“IBM supports right-to-repair policies that empower consumers while protecting cybersecurity, intellectual property, and critical infrastructure,” an IBM spokesperson wrote in an email to WIRED. “Given the critical and often sensitive nature of enterprise-level products, any legislation should clearly focus on consumer devices.”
Cisco did not respond to WIRED’s request for comment, but at the hearing a Cisco representative said, “Cisco supports SB-90. While it appreciates the arguments offered in favor of the right to repair, not all digital technology devices are created equal.”
During the hearing, more than a dozen reparations advocates spoke from organizations like Pirg, the repair associationand iFixit oppose the bill. YouTuber and reparations advocate Luis Rossmann was there. The main problem, repair advocates say, is that the bill deliberately uses vague language to defend control over who can repair their products.
“The whole ‘information technology’ and ‘critical infrastructure’ thing is about as cynical as you can get,” says Nathan Proctor, leader of Pirg’s US right-to-repair campaign. “Lawmakers find it scary, but it just means the Internet.”
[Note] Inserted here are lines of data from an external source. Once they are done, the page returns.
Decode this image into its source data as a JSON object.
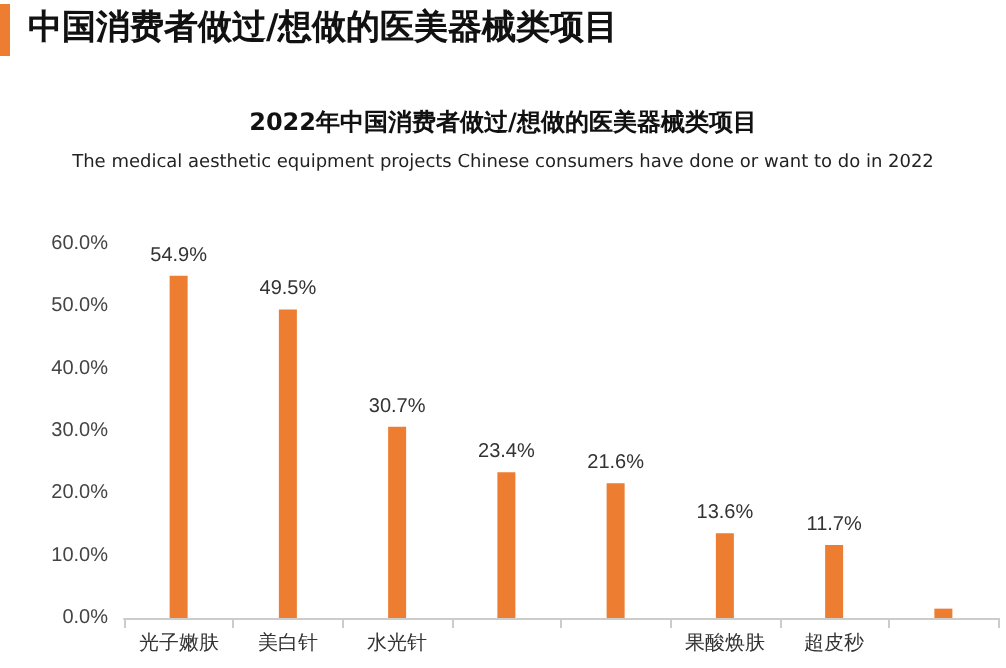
{
  "chart_data": {
    "type": "bar",
    "title": "2022年中国消费者做过/想做的医美器械类项目",
    "subtitle": "The medical aesthetic equipment projects Chinese consumers have done or want to do in 2022",
    "annotations": [
      "中国消费者做过/想做的医美器械类项目"
    ],
    "categories": [
      "光子嫩肤",
      "美白针",
      "水光针",
      null,
      null,
      "果酸焕肤",
      "超皮秒",
      null
    ],
    "values": [
      54.9,
      49.5,
      30.7,
      23.4,
      21.6,
      13.6,
      11.7,
      1.5
    ],
    "value_labels": [
      "54.9%",
      "49.5%",
      "30.7%",
      "23.4%",
      "21.6%",
      "13.6%",
      "11.7%",
      null
    ],
    "color": "#ed7d31",
    "ylim": [
      0,
      60
    ],
    "yticks": [
      {
        "value": 0,
        "label": "0.0%"
      },
      {
        "value": 10,
        "label": "10.0%"
      },
      {
        "value": 20,
        "label": "20.0%"
      },
      {
        "value": 30,
        "label": "30.0%"
      },
      {
        "value": 40,
        "label": "40.0%"
      },
      {
        "value": 50,
        "label": "50.0%"
      },
      {
        "value": 60,
        "label": "60.0%"
      }
    ],
    "grid": false
  }
}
Although not clearly defined in the bill, “information technology” generally means technology such as servers and routers. “Critical infrastructure” is language taken from a 2001 federal legislation which defines the term as “systems and assets, whether physical or virtual, so vital to the United States that the incapacity or destruction of such systems and assets would have a debilitating impact on national security, economic security, national public health or safety, or any combination of those issues.”
“I can point out at least five problems with the bill as written,” Gay Gordon-Byrne, executive director of the Repair Association, said during the hearing. “The definition of critical infrastructure is completely inadequate. The definition that has been proposed in this bill is not even a definition.”